The top reasons to renovate are because:
- It's more affordable than moving or buying a new house (27%)
- To adjust to changing home needs (25%)
- A desire to stay in the same area (24%)
And more than a quarter (28%) are renovating for reasons relating to the pandemic:
- Accommodating working from home more (11%)
- Because they've had more time at home to consider upgrades (17%)
While we're likely to see a rush of applications for the incentive before the scheme expires in March, potential homebuyers should be careful of "being penny-wise and pound-foolish", says Lei Feng, founder and managing director of property development advisory business, PREER.
"People should always base their decision to purchase a property on the property itself, and they should treat any government incentive as an additional benefit," he says.
"For example, suppose you purchase the right property: one that has good design, is good quality, in a good location and is managed by a reputable developer or builder. In this case, you'll do much better over the years in terms of enjoying solid capital growth without any government incentive, when compared with buying the wrong property with government incentives that delivers poor growth and quality."

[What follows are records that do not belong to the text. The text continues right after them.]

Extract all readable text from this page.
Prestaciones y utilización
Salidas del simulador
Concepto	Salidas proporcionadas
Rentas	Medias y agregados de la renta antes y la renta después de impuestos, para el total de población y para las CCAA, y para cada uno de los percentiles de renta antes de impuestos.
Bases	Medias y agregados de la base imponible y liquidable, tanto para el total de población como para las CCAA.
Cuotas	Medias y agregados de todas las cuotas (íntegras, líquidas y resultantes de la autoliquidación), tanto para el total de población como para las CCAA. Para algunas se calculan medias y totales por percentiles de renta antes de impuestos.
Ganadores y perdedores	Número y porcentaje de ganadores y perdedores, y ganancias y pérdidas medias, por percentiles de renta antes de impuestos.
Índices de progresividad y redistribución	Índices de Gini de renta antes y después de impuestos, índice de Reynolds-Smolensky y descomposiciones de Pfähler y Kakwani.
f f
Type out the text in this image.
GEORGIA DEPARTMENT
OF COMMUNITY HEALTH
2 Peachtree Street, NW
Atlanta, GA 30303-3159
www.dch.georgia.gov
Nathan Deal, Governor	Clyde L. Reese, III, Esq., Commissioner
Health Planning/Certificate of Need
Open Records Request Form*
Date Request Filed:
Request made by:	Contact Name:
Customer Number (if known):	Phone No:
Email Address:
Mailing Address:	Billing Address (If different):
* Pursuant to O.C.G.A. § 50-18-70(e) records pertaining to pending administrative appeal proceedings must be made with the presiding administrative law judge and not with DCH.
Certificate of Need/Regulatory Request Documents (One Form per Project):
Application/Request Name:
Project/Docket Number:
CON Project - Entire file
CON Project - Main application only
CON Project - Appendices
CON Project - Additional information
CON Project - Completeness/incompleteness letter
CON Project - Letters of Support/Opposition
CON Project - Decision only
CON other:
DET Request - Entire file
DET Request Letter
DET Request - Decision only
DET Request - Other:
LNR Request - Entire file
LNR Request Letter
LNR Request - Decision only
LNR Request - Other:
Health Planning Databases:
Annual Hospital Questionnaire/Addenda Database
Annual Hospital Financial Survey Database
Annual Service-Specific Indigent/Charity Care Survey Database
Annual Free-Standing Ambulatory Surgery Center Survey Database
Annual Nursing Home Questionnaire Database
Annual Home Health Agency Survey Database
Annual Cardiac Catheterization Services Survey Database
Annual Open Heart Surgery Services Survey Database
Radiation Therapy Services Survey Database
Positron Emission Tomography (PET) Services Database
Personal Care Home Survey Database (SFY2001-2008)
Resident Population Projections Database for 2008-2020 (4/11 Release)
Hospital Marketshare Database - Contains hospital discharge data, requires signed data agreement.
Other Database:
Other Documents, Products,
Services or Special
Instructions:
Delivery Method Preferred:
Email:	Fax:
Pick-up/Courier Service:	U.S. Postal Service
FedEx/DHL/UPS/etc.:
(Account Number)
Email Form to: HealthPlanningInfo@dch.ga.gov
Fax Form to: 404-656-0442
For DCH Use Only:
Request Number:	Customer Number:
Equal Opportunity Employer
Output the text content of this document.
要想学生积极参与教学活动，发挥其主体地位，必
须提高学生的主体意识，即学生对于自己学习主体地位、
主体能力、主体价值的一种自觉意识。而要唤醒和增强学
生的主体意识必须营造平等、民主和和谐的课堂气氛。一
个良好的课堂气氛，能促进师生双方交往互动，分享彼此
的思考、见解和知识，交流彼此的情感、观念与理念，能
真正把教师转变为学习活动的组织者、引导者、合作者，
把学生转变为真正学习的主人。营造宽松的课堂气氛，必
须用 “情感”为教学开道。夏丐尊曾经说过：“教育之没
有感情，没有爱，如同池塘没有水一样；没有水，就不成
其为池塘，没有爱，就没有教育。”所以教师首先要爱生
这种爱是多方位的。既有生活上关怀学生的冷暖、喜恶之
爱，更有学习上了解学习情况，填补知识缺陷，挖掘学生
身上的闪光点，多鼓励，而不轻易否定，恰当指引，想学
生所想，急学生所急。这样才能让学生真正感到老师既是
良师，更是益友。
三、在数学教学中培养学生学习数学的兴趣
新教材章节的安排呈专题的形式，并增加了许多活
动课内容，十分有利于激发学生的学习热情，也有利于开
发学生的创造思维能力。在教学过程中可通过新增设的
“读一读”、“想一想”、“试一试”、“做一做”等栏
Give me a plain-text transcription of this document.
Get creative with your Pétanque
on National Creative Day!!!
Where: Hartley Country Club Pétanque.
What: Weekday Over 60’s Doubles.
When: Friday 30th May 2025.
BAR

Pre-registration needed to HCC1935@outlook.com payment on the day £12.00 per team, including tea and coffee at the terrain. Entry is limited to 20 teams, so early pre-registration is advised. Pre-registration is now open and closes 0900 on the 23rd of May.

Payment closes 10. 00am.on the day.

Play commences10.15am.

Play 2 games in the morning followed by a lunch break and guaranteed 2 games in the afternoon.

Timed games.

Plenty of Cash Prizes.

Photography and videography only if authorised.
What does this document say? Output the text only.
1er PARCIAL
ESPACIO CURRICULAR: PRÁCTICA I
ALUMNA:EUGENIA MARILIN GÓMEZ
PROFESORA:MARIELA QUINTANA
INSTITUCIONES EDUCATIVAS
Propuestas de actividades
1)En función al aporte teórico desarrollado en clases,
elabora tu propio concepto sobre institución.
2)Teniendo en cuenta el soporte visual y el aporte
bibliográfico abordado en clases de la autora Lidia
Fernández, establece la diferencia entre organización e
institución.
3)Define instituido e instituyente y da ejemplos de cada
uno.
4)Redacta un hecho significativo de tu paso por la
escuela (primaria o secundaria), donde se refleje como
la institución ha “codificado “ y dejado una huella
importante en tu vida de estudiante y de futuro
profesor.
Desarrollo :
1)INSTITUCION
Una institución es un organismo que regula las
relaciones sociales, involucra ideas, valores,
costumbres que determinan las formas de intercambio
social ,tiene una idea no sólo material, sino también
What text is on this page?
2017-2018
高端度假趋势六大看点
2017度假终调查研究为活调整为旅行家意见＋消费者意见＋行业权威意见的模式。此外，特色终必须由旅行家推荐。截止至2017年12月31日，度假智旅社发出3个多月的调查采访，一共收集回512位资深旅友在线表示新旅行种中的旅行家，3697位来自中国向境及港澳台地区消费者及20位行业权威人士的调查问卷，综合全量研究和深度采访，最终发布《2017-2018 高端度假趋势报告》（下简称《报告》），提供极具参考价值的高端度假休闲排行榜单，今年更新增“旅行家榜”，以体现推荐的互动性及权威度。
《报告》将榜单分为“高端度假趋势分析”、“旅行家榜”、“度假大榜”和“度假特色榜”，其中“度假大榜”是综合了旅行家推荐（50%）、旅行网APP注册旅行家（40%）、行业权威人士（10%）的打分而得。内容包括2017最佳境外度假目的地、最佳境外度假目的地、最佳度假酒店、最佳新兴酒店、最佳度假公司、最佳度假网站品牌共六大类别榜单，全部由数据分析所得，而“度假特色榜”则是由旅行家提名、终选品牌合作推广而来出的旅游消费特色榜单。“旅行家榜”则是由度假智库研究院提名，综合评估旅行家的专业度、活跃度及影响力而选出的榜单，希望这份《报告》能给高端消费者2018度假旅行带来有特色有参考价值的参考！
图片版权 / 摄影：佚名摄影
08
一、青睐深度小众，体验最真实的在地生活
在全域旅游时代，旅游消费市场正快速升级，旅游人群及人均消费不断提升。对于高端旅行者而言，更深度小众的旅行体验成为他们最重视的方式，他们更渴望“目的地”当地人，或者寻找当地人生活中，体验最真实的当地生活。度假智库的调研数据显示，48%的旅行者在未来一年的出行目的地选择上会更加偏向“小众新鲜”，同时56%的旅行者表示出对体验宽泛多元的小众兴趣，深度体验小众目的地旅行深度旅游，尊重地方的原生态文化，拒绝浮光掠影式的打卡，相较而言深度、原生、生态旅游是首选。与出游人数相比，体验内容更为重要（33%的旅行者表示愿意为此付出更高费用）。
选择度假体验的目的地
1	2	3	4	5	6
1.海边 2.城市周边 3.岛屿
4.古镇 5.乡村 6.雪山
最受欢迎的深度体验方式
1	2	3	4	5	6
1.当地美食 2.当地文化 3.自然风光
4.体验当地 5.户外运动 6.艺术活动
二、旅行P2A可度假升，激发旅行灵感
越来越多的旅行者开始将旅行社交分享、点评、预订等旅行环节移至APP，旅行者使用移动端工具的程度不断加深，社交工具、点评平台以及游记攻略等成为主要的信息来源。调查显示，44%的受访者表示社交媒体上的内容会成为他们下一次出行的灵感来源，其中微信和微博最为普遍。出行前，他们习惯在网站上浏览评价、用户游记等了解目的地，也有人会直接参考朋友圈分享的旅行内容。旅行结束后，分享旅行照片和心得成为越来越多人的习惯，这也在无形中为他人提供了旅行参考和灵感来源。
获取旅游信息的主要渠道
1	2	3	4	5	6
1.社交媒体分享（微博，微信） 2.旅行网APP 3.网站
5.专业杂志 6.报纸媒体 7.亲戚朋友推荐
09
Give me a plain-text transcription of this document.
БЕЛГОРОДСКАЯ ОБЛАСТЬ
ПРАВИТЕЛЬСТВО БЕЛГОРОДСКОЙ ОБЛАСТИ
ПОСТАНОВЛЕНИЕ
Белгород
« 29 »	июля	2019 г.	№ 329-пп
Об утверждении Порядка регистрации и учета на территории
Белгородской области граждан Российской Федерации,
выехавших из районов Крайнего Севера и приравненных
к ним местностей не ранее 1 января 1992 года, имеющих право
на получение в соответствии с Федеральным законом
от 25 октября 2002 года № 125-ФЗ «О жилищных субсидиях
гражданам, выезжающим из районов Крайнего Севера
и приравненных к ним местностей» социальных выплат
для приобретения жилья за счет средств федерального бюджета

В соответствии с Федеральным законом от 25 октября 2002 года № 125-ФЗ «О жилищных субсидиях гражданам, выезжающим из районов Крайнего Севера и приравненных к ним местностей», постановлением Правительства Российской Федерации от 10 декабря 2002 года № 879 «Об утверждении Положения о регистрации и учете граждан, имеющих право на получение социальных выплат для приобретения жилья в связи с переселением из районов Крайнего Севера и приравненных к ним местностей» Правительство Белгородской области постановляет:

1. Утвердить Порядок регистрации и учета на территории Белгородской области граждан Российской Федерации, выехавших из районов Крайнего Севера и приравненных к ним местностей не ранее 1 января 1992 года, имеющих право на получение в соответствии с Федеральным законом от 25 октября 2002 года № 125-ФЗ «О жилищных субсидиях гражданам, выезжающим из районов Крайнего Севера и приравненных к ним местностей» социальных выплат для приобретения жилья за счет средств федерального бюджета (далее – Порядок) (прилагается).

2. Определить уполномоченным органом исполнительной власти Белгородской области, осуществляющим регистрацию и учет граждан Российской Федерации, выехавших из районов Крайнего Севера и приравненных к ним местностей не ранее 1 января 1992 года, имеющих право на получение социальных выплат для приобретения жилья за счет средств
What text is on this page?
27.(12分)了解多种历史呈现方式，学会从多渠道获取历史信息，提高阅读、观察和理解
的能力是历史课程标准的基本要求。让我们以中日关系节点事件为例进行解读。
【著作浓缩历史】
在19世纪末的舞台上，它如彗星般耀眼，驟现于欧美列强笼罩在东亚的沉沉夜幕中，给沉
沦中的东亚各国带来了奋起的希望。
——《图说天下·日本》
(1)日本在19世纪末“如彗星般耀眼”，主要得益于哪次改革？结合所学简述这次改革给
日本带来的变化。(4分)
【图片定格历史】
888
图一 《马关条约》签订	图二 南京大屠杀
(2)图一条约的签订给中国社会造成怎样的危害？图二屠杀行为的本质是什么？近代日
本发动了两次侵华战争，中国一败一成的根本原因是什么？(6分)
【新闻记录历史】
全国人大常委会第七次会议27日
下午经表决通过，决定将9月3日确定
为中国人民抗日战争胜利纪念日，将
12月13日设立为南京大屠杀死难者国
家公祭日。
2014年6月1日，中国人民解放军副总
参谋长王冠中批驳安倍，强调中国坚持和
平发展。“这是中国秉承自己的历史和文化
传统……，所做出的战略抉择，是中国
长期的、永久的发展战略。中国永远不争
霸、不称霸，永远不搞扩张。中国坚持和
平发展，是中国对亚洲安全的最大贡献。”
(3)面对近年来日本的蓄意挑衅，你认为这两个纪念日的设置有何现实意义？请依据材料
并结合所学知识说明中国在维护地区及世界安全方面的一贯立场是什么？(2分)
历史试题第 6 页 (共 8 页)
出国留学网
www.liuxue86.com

Considering lodging a HomeBuilder application in the next 10 weeks? Before you sign a contract to build a house, Feng says there are a few questions people often neglect to ask. These should move right to the top of your list:
- What additional costs could I incur as part of the construction process that are not included in the building contract? These could include authority fees, rubbish removal, landscaping and driveway, letterbox, asset protection, permits etc.
- Are there any provisional sums or prime cost items in the contract? This means a cost estimation that is set aside for materials/provision of service. If the actual cost of labour and materials goes beyond the allowance, the buyer has to cover the additional cost even though the contract is fixed price.
- Can you list all of the differences between my home's inclusions and the specs in the display home? Specifications, ceiling height, landscaping, facade, fixtures, materials, etc.
- Will my slab be waffle or raffle? The use of waffle slabs on soils like clad will tend to crack in the long run.
- Can you send me the soil report once done? It's a good idea to have a copy of this on file for future reference.
- Can you send me a list of past homes that you recently built and are similar to mine? This gives you an idea of the quality of the build you can expect.
- Who will supervise the property construction? Do you need to physically be on site every week to inspect it or will they give you progress reports?
- What other projects will you be involved with while working on my property? Demand for builders has surged with HomeBuilder, so be careful you don't work with someone who doesn't have capacity to complete your project.
- Do you have home indemnity insurance?